Knowing little about Damascus, you might be tempted to chalk it up as a calamity avoided because the safety systems in place actually worked. By the time the film is over, you won’t be so dismissive. The most serious nuclear threat to the US at this time (because it occurred on a frequent daily basis, and had little to do with international tensions) was from accidents within its own arsenal. (A similar situation must surely have prevailed in the Soviet Union.)

Are we safer now, given that there are far fewer nukes deployed and Command and Control organizations have learned from past experiences? The documentary has a clear answer, and it’s probably not the one we hoped for.

Comprehensive but one sided

This documentary is a rather good run down of the tragic events which took place at one of the American Titian II missile silos near Damascus AK. This documentary clearly explains the reasons and the errors made during an maintenance cycle of the missile itself and the subsequent damage and consequences of that event.

Unfortunately, this documentary is rather one sided. The main interviews are with ex Air Force personnel that were disciplined for their actions when they felt they should have been rewarded. As one how served in the armed forces, this is difficult to swallow as the two disciplined were rightly disciplined despite the fact they worked very hard and risked their lives to correct the issue. The fact they did so is the reason they were not court marshaled and sent to prison. One was given a rather light punishment of an LOR as he was the individual who caused the accident in the first place. The second was given an Article 15 for breaking the two man rule when dealing with nuclear weapons (he was very lucky he as not given a 20 year prison term for that). While I salute his reasons for going in alone, you just don’t do that period. I also salute his courage and gallantry in trying to resolve the problem. Again, this why he did not get prison.

All in all, this worth a look. Just remember it is one sided and the there is also an annoying drum beat of the risk of this weapon exploding in a nuclear fashion. Based on physics of these devices, that chance may not be zero but it is also not more than 1% either.

on the edge of the abyss

The message of Robert Kenner’s documentary Command and Control is crisp and scary. Atomic weapons are man-made machines. Man-made machines sooner or later break. A very serious accident, or even atomic apocalypse is only a matter of time. Actually a very serious accident did happen in 1980 at a nuclear missile in Arkansas, when the area around, the continent and maybe the whole world was close to a disaster maybe similar in proportions to the one that happened in Chernobyl in Ukraine (than part of the Soviet Union) a few years later.

I liked the low-key documentary style of this production. The authors restrained from commenting too much (although there are a few punch lines) and let the facts speak. It is amazing how much filmed material was available if we are taking into account the classified nature of the events that took place. We can also draw some conclusions, this being mostly left to us, viewers. At the end of the day the safety systems in place worked, but the wrong decisions of the human factors did not lack either. What was different from the incident in the Soviet Union besides the very existence and quality of the safety equipment was also the fact that the decisions were made at a relative low level, and eventually the right decisions prevailed.
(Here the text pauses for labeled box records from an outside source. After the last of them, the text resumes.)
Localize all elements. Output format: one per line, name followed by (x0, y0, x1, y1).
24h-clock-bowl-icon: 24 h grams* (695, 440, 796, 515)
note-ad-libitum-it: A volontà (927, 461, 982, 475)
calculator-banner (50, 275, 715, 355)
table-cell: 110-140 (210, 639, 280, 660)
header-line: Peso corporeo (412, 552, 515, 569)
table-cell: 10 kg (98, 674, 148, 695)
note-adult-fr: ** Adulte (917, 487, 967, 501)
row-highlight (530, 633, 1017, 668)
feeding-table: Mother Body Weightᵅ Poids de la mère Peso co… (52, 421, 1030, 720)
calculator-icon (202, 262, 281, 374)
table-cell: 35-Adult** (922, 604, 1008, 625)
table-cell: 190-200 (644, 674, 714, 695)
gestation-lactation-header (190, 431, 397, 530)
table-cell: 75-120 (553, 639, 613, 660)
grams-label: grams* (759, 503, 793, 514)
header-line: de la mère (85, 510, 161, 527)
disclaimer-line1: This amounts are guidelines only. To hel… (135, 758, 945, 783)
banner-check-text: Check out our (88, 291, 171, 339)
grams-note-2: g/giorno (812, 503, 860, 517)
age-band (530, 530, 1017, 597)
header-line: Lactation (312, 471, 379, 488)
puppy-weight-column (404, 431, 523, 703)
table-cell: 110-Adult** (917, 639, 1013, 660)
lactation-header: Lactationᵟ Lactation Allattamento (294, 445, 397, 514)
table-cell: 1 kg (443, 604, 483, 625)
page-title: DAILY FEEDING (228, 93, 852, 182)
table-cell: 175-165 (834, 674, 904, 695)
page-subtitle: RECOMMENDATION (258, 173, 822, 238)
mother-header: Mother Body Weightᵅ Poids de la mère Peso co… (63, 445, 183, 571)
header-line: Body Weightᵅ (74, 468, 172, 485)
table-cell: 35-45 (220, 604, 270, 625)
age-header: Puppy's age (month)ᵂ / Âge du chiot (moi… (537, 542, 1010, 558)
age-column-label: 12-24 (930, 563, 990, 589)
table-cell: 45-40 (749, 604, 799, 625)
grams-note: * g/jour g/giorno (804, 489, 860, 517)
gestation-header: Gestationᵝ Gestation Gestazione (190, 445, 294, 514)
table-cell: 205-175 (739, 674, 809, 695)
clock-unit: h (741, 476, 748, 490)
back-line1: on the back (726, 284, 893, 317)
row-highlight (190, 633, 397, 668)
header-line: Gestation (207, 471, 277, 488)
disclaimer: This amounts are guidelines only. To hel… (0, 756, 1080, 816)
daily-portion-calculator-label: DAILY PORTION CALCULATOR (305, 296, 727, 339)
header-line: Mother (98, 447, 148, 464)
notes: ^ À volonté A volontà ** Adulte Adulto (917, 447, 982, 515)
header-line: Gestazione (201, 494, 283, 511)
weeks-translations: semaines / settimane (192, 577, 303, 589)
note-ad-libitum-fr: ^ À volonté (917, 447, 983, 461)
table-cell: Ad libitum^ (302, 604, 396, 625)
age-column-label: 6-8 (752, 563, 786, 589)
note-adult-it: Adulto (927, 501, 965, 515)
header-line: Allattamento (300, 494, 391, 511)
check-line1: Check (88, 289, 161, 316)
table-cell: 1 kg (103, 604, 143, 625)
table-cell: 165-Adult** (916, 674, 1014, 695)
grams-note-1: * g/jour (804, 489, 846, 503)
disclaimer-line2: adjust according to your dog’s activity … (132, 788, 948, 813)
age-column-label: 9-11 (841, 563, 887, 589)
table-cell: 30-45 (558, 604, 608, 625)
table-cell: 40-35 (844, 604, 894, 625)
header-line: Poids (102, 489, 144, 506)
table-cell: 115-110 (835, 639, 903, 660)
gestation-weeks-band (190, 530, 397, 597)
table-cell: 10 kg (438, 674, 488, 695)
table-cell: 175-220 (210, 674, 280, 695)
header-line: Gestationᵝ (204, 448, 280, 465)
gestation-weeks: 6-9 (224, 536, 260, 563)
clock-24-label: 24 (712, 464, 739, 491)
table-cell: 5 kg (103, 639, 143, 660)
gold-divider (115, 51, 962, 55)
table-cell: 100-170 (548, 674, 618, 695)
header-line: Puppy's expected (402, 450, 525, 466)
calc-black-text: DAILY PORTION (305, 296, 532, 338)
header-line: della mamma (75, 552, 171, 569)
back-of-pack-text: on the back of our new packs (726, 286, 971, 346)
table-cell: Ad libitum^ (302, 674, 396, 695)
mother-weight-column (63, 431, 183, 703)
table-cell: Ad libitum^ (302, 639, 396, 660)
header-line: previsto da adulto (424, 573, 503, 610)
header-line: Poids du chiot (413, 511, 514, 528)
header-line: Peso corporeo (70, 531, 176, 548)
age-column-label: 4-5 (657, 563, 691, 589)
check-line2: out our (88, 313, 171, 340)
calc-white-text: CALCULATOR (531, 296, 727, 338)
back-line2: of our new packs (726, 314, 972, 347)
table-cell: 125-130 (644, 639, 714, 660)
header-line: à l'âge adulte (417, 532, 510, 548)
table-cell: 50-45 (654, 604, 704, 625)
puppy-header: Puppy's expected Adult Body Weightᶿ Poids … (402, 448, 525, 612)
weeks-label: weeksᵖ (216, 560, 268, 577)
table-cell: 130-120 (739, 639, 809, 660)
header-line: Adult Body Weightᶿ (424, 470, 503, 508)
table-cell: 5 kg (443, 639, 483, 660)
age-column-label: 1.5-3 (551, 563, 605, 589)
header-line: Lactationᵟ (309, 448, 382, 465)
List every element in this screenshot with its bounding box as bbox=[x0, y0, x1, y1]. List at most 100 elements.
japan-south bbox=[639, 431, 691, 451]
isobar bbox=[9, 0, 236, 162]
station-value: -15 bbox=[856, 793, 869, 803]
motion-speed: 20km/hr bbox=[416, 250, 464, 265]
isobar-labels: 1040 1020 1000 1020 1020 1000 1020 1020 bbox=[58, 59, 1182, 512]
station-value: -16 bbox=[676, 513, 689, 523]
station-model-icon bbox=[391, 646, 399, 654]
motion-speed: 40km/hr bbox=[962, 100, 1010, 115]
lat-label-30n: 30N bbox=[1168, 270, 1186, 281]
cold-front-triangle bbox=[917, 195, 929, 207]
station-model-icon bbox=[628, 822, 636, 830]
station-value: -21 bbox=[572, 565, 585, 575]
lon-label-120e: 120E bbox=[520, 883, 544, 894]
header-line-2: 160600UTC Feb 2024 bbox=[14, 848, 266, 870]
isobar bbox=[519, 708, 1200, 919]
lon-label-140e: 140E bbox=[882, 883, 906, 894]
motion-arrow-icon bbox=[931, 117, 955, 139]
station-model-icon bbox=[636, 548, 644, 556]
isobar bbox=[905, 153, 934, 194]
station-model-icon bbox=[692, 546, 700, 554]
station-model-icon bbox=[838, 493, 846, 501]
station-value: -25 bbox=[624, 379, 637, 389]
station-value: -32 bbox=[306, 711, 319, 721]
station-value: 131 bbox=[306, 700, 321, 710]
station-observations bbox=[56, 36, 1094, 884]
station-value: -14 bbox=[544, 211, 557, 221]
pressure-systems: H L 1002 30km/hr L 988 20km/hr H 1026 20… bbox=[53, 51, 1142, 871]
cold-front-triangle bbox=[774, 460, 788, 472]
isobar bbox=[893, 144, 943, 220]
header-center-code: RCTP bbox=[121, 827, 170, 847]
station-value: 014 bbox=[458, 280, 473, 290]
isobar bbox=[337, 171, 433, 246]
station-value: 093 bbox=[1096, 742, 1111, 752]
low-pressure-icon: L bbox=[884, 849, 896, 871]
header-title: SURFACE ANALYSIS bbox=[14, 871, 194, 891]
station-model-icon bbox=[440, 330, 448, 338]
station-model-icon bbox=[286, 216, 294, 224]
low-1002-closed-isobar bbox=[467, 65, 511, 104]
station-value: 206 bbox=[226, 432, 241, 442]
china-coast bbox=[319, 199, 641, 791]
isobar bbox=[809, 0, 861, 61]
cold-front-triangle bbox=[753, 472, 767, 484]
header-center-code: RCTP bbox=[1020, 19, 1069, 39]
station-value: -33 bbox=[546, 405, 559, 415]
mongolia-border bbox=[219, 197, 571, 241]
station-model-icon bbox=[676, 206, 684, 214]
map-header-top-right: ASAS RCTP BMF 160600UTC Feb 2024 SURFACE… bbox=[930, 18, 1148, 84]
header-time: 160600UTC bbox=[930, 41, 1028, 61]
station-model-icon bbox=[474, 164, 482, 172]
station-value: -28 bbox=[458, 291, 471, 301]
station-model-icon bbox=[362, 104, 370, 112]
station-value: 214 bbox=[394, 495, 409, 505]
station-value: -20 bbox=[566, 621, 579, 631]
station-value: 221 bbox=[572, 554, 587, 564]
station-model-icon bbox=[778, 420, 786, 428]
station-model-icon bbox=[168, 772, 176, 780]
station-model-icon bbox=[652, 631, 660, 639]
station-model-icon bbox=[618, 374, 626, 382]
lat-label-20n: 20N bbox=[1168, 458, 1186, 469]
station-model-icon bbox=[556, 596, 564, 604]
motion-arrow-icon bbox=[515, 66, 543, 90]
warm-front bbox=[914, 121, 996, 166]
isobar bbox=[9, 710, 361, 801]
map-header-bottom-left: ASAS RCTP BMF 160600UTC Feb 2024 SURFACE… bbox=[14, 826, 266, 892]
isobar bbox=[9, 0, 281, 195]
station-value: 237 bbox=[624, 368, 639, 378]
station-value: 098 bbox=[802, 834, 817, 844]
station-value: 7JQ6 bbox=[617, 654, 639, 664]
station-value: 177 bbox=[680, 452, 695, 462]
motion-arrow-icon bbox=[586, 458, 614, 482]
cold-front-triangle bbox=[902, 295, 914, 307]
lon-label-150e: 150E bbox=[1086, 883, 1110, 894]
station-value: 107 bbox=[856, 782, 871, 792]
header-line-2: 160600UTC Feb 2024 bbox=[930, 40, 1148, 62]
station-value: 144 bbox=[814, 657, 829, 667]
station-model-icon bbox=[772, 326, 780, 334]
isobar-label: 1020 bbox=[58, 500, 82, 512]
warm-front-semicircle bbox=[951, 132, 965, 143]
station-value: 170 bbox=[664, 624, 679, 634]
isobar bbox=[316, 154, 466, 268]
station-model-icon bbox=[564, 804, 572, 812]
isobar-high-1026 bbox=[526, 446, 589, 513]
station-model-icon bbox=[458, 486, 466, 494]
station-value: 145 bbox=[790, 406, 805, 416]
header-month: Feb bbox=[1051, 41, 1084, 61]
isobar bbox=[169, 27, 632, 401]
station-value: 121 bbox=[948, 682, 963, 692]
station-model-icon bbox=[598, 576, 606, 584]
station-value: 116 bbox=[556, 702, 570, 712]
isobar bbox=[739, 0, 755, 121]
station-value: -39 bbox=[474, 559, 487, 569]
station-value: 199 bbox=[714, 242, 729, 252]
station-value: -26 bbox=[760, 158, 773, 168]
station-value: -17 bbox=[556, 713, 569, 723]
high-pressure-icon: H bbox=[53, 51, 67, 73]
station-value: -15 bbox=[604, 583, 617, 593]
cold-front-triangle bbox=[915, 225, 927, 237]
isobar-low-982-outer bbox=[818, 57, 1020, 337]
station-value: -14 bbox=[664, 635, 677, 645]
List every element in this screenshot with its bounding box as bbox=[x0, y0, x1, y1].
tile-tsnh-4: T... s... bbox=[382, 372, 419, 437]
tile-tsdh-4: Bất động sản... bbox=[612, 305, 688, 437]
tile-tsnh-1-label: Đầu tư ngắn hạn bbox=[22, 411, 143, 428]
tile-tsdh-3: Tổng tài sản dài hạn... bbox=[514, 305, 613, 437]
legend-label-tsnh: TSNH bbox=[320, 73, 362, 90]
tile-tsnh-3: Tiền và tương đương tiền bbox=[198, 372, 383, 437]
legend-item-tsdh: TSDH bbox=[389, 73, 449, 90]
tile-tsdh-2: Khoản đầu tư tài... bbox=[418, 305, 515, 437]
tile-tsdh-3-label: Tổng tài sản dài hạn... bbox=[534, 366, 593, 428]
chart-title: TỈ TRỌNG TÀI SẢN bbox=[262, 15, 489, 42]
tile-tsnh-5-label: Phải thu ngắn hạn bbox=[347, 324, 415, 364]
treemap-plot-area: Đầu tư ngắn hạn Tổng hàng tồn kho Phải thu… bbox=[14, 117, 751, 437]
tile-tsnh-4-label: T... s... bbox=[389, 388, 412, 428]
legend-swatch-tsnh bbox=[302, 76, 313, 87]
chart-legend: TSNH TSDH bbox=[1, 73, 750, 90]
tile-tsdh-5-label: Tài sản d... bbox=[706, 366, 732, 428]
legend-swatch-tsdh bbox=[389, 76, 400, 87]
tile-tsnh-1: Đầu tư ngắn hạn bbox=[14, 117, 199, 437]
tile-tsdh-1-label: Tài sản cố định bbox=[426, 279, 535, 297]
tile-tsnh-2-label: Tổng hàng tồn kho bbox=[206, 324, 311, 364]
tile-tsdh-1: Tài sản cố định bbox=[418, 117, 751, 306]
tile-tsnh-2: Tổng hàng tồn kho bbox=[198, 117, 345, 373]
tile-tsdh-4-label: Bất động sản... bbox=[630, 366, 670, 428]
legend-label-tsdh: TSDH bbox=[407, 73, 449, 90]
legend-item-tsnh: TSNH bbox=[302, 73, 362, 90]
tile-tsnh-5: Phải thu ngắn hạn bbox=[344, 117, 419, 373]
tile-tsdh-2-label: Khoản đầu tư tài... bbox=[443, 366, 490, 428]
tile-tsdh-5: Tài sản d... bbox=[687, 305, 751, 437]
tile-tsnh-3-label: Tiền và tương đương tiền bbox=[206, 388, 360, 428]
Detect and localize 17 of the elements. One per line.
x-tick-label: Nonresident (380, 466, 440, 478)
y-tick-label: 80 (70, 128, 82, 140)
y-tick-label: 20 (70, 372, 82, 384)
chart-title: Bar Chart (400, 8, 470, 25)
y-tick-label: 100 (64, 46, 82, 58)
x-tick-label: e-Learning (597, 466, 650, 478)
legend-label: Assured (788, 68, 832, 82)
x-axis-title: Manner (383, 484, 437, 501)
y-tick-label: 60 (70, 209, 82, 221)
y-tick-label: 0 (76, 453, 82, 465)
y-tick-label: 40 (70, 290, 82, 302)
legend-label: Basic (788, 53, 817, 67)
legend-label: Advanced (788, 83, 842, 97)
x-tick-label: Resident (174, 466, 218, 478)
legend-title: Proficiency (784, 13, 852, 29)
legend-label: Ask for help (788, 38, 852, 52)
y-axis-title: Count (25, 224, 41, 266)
Heroism was there, at least one precious life was lost, and several people remained with physical and psychological traumas, not to speak about the imposed silence about the events. For these people the film is an act of recovery and rehabilitation which seems to be well deserved.

One more thought could not escape me when seeing this film – how young the heroes of this story were. The safety of the nuclear devices was put in the hands of very young people in uniform, who were only a few years before just kids. Many of the members of the emergency teams were also very young. Maybe one day a film needs to be made about those kids, or men and women who have been so recently kids to whom we trust not only the manipulation of deadly weapons, but the very existence of the planet and of life on it.